Hoffmann's woodpecker is a year-round resident throughout its range.

===Feeding===

Hoffmann's woodpecker typically forages from the forest understory to its canopy, though it has been observed feeding on the ground. Its diet is mostly arthropods that it extracts from decaying trunks and branches. It also feeds on a variety of fruits and takes nectar from large flowers. It occasionally eats the eggs of other birds.

===Breeding===

The breeding season of Hoffmann's woodpecker spans at least from January to July and typically two broods are raised. Both sexes excavate the nest cavity in soft dead wood, living palms, or fence posts. The cavity is typically between 1 and 6 m above the ground, and both sexes aggressively defend it from other Hoffmann's woodpeckers and tityras. The clutch size is two or three eggs. Both parents incubate the clutch and provision nestlings. The incubation period and time to fledging are not known.
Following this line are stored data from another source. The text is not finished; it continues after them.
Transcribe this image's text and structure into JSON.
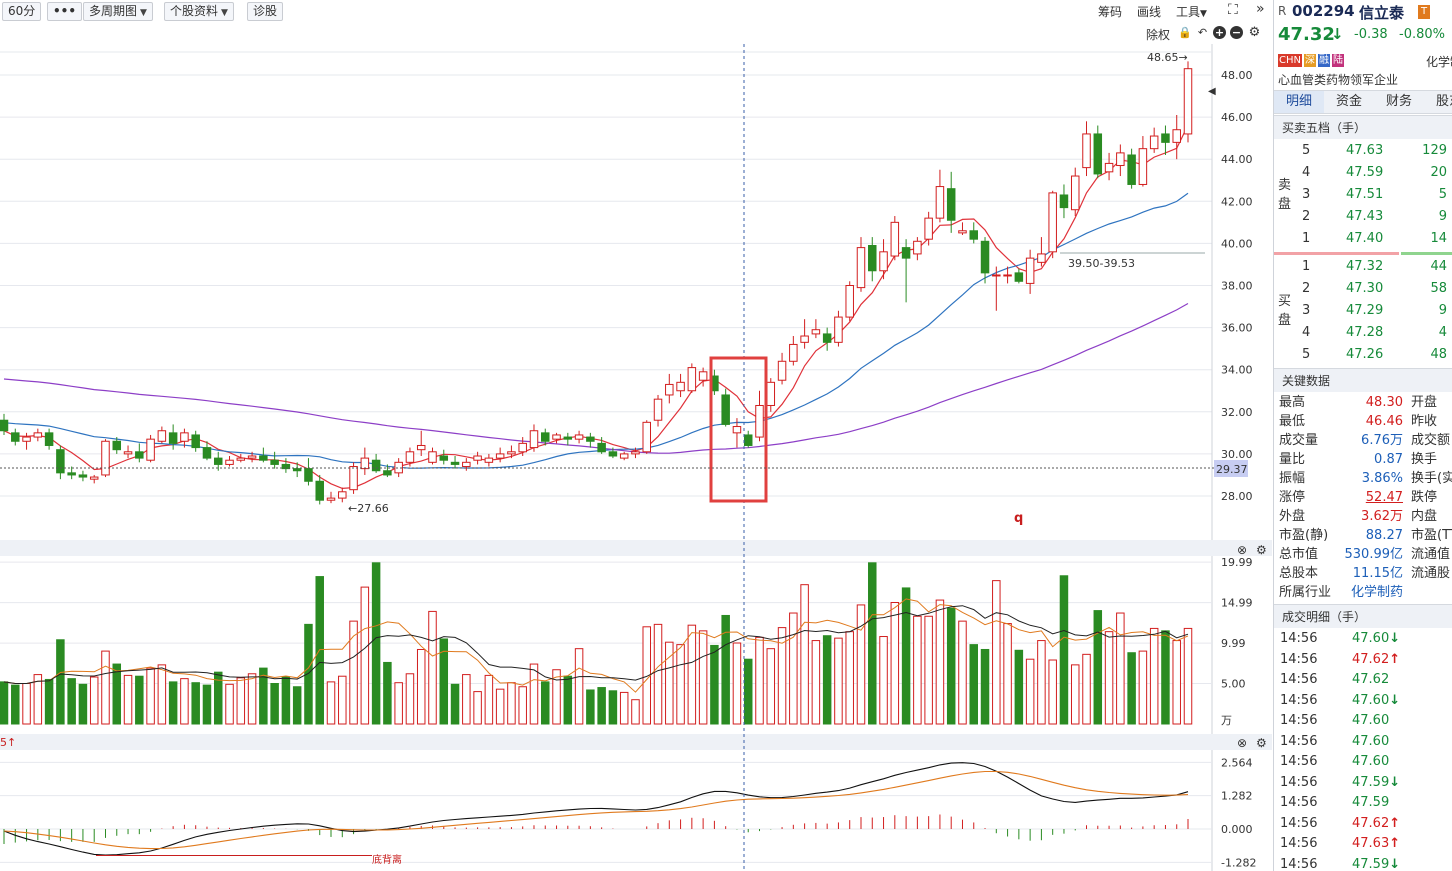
{
  "toolbar": {
    "period": "60分",
    "more": "•••",
    "multi_period": "多周期图",
    "stock_info": "个股资料",
    "diagnose": "诊股",
    "chips": "筹码",
    "draw": "画线",
    "tools": "工具",
    "exrights": "除权"
  },
  "chart": {
    "price_axis": [
      "48.00",
      "46.00",
      "44.00",
      "42.00",
      "40.00",
      "38.00",
      "36.00",
      "34.00",
      "32.00",
      "30.00",
      "28.00"
    ],
    "current_price_label": "29.37",
    "high_marker": "48.65→",
    "low_marker": "←27.66",
    "range_marker": "39.50-39.53",
    "q_mark": "q",
    "volume_axis": [
      "19.99",
      "14.99",
      "9.99",
      "5.00",
      "万"
    ],
    "macd_axis": [
      "2.564",
      "1.282",
      "0.000",
      "-1.282"
    ],
    "macd_note": "底背离",
    "left_mark": "5↑"
  },
  "panel": {
    "prefix": "R",
    "code": "002294",
    "name": "信立泰",
    "price": "47.32",
    "change": "-0.38",
    "change_pct": "-0.80%",
    "tags": [
      "CHN",
      "深",
      "融",
      "陆"
    ],
    "sector_short": "化学制",
    "description": "心血管类药物领军企业",
    "tabs": [
      "明细",
      "资金",
      "财务",
      "股东"
    ],
    "orderbook_title": "买卖五档（手）",
    "sell_label": "卖盘",
    "buy_label": "买盘",
    "asks": [
      {
        "level": "5",
        "price": "47.63",
        "vol": "129"
      },
      {
        "level": "4",
        "price": "47.59",
        "vol": "20"
      },
      {
        "level": "3",
        "price": "47.51",
        "vol": "5"
      },
      {
        "level": "2",
        "price": "47.43",
        "vol": "9"
      },
      {
        "level": "1",
        "price": "47.40",
        "vol": "14"
      }
    ],
    "bids": [
      {
        "level": "1",
        "price": "47.32",
        "vol": "44"
      },
      {
        "level": "2",
        "price": "47.30",
        "vol": "58"
      },
      {
        "level": "3",
        "price": "47.29",
        "vol": "9"
      },
      {
        "level": "4",
        "price": "47.28",
        "vol": "4"
      },
      {
        "level": "5",
        "price": "47.26",
        "vol": "48"
      }
    ],
    "key_title": "关键数据",
    "key_left": [
      {
        "k": "最高",
        "v": "48.30",
        "c": "red"
      },
      {
        "k": "最低",
        "v": "46.46",
        "c": "red"
      },
      {
        "k": "成交量",
        "v": "6.76万",
        "c": "blue"
      },
      {
        "k": "量比",
        "v": "0.87",
        "c": "blue"
      },
      {
        "k": "振幅",
        "v": "3.86%",
        "c": "blue"
      },
      {
        "k": "涨停",
        "v": "52.47",
        "c": "red"
      },
      {
        "k": "外盘",
        "v": "3.62万",
        "c": "red"
      },
      {
        "k": "市盈(静)",
        "v": "88.27",
        "c": "blue"
      },
      {
        "k": "总市值",
        "v": "530.99亿",
        "c": "blue"
      },
      {
        "k": "总股本",
        "v": "11.15亿",
        "c": "blue"
      },
      {
        "k": "所属行业",
        "v": "化学制药",
        "c": "blue"
      }
    ],
    "key_right": [
      "开盘",
      "昨收",
      "成交额",
      "换手",
      "换手(实)",
      "跌停",
      "内盘",
      "市盈(TTM)",
      "流通值",
      "流通股"
    ],
    "ticks_title": "成交明细（手）",
    "ticks": [
      {
        "t": "14:56",
        "p": "47.60",
        "d": "down"
      },
      {
        "t": "14:56",
        "p": "47.62",
        "d": "up"
      },
      {
        "t": "14:56",
        "p": "47.62",
        "d": ""
      },
      {
        "t": "14:56",
        "p": "47.60",
        "d": "down"
      },
      {
        "t": "14:56",
        "p": "47.60",
        "d": ""
      },
      {
        "t": "14:56",
        "p": "47.60",
        "d": ""
      },
      {
        "t": "14:56",
        "p": "47.60",
        "d": ""
      },
      {
        "t": "14:56",
        "p": "47.59",
        "d": "down"
      },
      {
        "t": "14:56",
        "p": "47.59",
        "d": ""
      },
      {
        "t": "14:56",
        "p": "47.62",
        "d": "up"
      },
      {
        "t": "14:56",
        "p": "47.63",
        "d": "up"
      },
      {
        "t": "14:56",
        "p": "47.59",
        "d": "down"
      }
    ]
  },
  "series": {
    "candles": [
      [
        31.6,
        31.9,
        30.9,
        31.1
      ],
      [
        31.0,
        31.2,
        30.4,
        30.6
      ],
      [
        30.6,
        31.0,
        30.2,
        30.8
      ],
      [
        30.8,
        31.2,
        30.6,
        31.0
      ],
      [
        31.0,
        31.2,
        30.2,
        30.4
      ],
      [
        30.2,
        30.4,
        28.8,
        29.1
      ],
      [
        29.1,
        29.4,
        28.8,
        29.0
      ],
      [
        29.0,
        29.2,
        28.7,
        28.9
      ],
      [
        28.8,
        29.0,
        28.6,
        28.9
      ],
      [
        29.0,
        30.7,
        28.9,
        30.6
      ],
      [
        30.6,
        30.8,
        30.0,
        30.2
      ],
      [
        30.0,
        30.4,
        29.8,
        30.1
      ],
      [
        30.1,
        30.5,
        29.6,
        29.8
      ],
      [
        29.7,
        30.9,
        29.6,
        30.7
      ],
      [
        30.6,
        31.3,
        30.5,
        31.1
      ],
      [
        31.0,
        31.4,
        30.2,
        30.5
      ],
      [
        30.6,
        31.2,
        30.3,
        31.0
      ],
      [
        30.9,
        31.1,
        30.1,
        30.3
      ],
      [
        30.3,
        30.6,
        29.7,
        29.8
      ],
      [
        29.8,
        30.1,
        29.2,
        29.5
      ],
      [
        29.5,
        29.9,
        29.4,
        29.7
      ],
      [
        29.7,
        30.0,
        29.6,
        29.8
      ],
      [
        29.8,
        30.1,
        29.6,
        29.9
      ],
      [
        29.9,
        30.3,
        29.6,
        29.7
      ],
      [
        29.7,
        30.1,
        29.3,
        29.5
      ],
      [
        29.5,
        29.8,
        29.1,
        29.3
      ],
      [
        29.3,
        29.6,
        28.9,
        29.2
      ],
      [
        29.3,
        29.8,
        28.5,
        28.7
      ],
      [
        28.7,
        29.0,
        27.6,
        27.8
      ],
      [
        27.8,
        28.2,
        27.66,
        27.9
      ],
      [
        27.9,
        28.4,
        27.7,
        28.2
      ],
      [
        28.3,
        29.6,
        28.1,
        29.4
      ],
      [
        29.3,
        30.3,
        29.0,
        29.8
      ],
      [
        29.7,
        30.0,
        29.1,
        29.2
      ],
      [
        29.2,
        29.5,
        28.9,
        29.0
      ],
      [
        29.1,
        29.8,
        28.9,
        29.6
      ],
      [
        29.6,
        30.3,
        29.4,
        30.1
      ],
      [
        30.2,
        31.1,
        29.9,
        30.4
      ],
      [
        29.6,
        30.3,
        29.5,
        30.1
      ],
      [
        29.9,
        30.2,
        29.5,
        29.7
      ],
      [
        29.6,
        29.9,
        29.3,
        29.5
      ],
      [
        29.4,
        29.8,
        29.2,
        29.6
      ],
      [
        29.7,
        30.1,
        29.5,
        29.9
      ],
      [
        29.6,
        30.0,
        29.4,
        29.8
      ],
      [
        29.8,
        30.3,
        29.6,
        30.0
      ],
      [
        30.0,
        30.4,
        29.8,
        30.1
      ],
      [
        30.1,
        30.8,
        29.9,
        30.5
      ],
      [
        30.3,
        31.4,
        30.1,
        31.1
      ],
      [
        31.0,
        31.2,
        30.4,
        30.6
      ],
      [
        30.7,
        31.0,
        30.5,
        30.9
      ],
      [
        30.8,
        31.0,
        30.4,
        30.7
      ],
      [
        30.7,
        31.1,
        30.5,
        30.9
      ],
      [
        30.8,
        31.0,
        30.3,
        30.6
      ],
      [
        30.5,
        30.8,
        30.0,
        30.1
      ],
      [
        30.1,
        30.3,
        29.8,
        29.9
      ],
      [
        29.8,
        30.1,
        29.7,
        30.0
      ],
      [
        30.0,
        30.3,
        29.8,
        30.1
      ],
      [
        30.1,
        31.6,
        30.0,
        31.5
      ],
      [
        31.6,
        32.8,
        31.3,
        32.6
      ],
      [
        32.8,
        33.8,
        32.4,
        33.3
      ],
      [
        33.0,
        33.8,
        32.7,
        33.4
      ],
      [
        33.0,
        34.3,
        32.9,
        34.1
      ],
      [
        33.5,
        34.1,
        33.2,
        33.9
      ],
      [
        33.7,
        34.0,
        32.8,
        33.0
      ],
      [
        32.8,
        33.1,
        31.3,
        31.4
      ],
      [
        31.0,
        31.7,
        30.3,
        31.3
      ],
      [
        30.9,
        31.1,
        30.3,
        30.4
      ],
      [
        30.8,
        33.0,
        30.6,
        32.3
      ],
      [
        32.3,
        33.6,
        32.0,
        33.4
      ],
      [
        33.5,
        34.8,
        33.3,
        34.4
      ],
      [
        34.4,
        35.6,
        34.2,
        35.2
      ],
      [
        35.3,
        36.4,
        35.0,
        35.6
      ],
      [
        35.7,
        36.4,
        35.5,
        35.9
      ],
      [
        35.7,
        36.0,
        34.9,
        35.3
      ],
      [
        35.3,
        36.8,
        35.1,
        36.5
      ],
      [
        36.5,
        38.2,
        36.3,
        38.0
      ],
      [
        37.9,
        40.3,
        37.7,
        39.8
      ],
      [
        39.9,
        40.3,
        38.2,
        38.7
      ],
      [
        38.7,
        40.2,
        38.3,
        39.6
      ],
      [
        39.4,
        41.3,
        39.2,
        41.0
      ],
      [
        39.8,
        40.2,
        37.2,
        39.3
      ],
      [
        39.5,
        40.3,
        39.2,
        40.1
      ],
      [
        40.2,
        41.5,
        39.9,
        41.2
      ],
      [
        41.2,
        43.5,
        41.0,
        42.7
      ],
      [
        42.6,
        43.4,
        40.5,
        41.1
      ],
      [
        40.5,
        41.0,
        40.4,
        40.6
      ],
      [
        40.6,
        41.0,
        40.0,
        40.2
      ],
      [
        40.1,
        40.3,
        38.1,
        38.6
      ],
      [
        38.5,
        38.9,
        36.8,
        38.5
      ],
      [
        38.5,
        38.9,
        38.1,
        38.5
      ],
      [
        38.6,
        38.8,
        38.1,
        38.2
      ],
      [
        38.1,
        39.7,
        37.6,
        39.3
      ],
      [
        39.1,
        40.3,
        38.9,
        39.5
      ],
      [
        39.6,
        42.5,
        39.3,
        42.4
      ],
      [
        42.3,
        42.8,
        41.2,
        41.7
      ],
      [
        41.6,
        43.6,
        41.3,
        43.2
      ],
      [
        43.6,
        45.8,
        43.2,
        45.2
      ],
      [
        45.2,
        45.6,
        43.1,
        43.3
      ],
      [
        43.4,
        44.3,
        43.0,
        43.8
      ],
      [
        43.7,
        44.7,
        43.2,
        44.3
      ],
      [
        44.2,
        44.5,
        42.6,
        42.8
      ],
      [
        42.8,
        45.1,
        42.7,
        44.5
      ],
      [
        44.5,
        45.5,
        44.3,
        45.1
      ],
      [
        45.2,
        45.6,
        44.2,
        44.8
      ],
      [
        44.8,
        46.1,
        44.0,
        45.4
      ],
      [
        45.2,
        48.65,
        44.8,
        48.3
      ]
    ],
    "volume": [
      5.2,
      4.8,
      5.0,
      6.1,
      5.5,
      10.4,
      5.6,
      4.9,
      5.8,
      9.0,
      7.4,
      6.0,
      5.9,
      6.9,
      7.3,
      5.2,
      5.6,
      5.1,
      4.8,
      6.4,
      4.9,
      5.7,
      6.2,
      6.9,
      5.0,
      5.8,
      4.6,
      12.3,
      18.2,
      5.2,
      5.9,
      12.7,
      16.9,
      19.9,
      7.6,
      5.1,
      6.2,
      9.2,
      13.9,
      10.5,
      4.9,
      6.1,
      4.0,
      6.0,
      4.3,
      5.1,
      4.6,
      7.4,
      5.2,
      6.7,
      5.9,
      9.3,
      4.2,
      4.5,
      4.1,
      3.9,
      3.0,
      12.0,
      12.3,
      10.1,
      9.8,
      12.2,
      11.5,
      9.7,
      13.4,
      10.0,
      8.0,
      10.7,
      9.3,
      11.9,
      13.7,
      17.2,
      10.3,
      10.9,
      10.6,
      11.4,
      14.7,
      19.9,
      10.8,
      15.0,
      16.8,
      13.3,
      13.3,
      15.3,
      14.3,
      12.7,
      9.8,
      9.2,
      17.7,
      12.4,
      9.1,
      8.0,
      10.3,
      7.9,
      18.3,
      7.3,
      8.6,
      14.0,
      11.4,
      13.7,
      8.8,
      9.0,
      11.8,
      11.5,
      10.3,
      11.8
    ],
    "macd_hist": [
      -0.64,
      -0.58,
      -0.53,
      -0.48,
      -0.47,
      -0.52,
      -0.55,
      -0.55,
      -0.55,
      -0.38,
      -0.29,
      -0.22,
      -0.22,
      -0.12,
      0.02,
      0.12,
      0.18,
      0.16,
      0.1,
      0.06,
      0.05,
      0.04,
      0.05,
      0.04,
      0.02,
      0.01,
      -0.01,
      -0.08,
      -0.26,
      -0.34,
      -0.35,
      -0.22,
      -0.08,
      -0.02,
      -0.02,
      0.03,
      0.09,
      0.13,
      0.15,
      0.11,
      0.07,
      0.06,
      0.07,
      0.07,
      0.08,
      0.08,
      0.11,
      0.16,
      0.15,
      0.15,
      0.14,
      0.14,
      0.12,
      0.07,
      0.02,
      0.0,
      0.0,
      0.11,
      0.25,
      0.37,
      0.41,
      0.48,
      0.46,
      0.35,
      0.12,
      -0.02,
      -0.14,
      -0.09,
      -0.02,
      0.08,
      0.18,
      0.24,
      0.26,
      0.23,
      0.28,
      0.38,
      0.51,
      0.49,
      0.51,
      0.59,
      0.55,
      0.53,
      0.55,
      0.62,
      0.53,
      0.4,
      0.28,
      0.04,
      -0.18,
      -0.32,
      -0.44,
      -0.5,
      -0.48,
      -0.25,
      -0.2,
      -0.06,
      0.16,
      0.14,
      0.14,
      0.15,
      0.06,
      0.11,
      0.16,
      0.17,
      0.2,
      0.43
    ]
  }
}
===Vocal and non-vocal sounds===

The most common Hoffmann's woodpecker call is "churrr", made by both sexes. They also make "a querulous, grating, woick-a woick-a woick-a... or wicka wicka wicka." The species usually drums on dead wood but has been observed drumming on metal structures.

==Status==

The IUCN has assessed Hoffmann's woodpecker as being of Least Concern. It has a large range and its estimated population of at least 50,000 mature individuals is believed to be increasing. No immediate threats have been identified. It has "increased its distribution in recent years due in part to deforestation following growing human colonization" but "[e]limination of dead trees...negatively affects the population of this species, by limit[ing] the nesting substrates."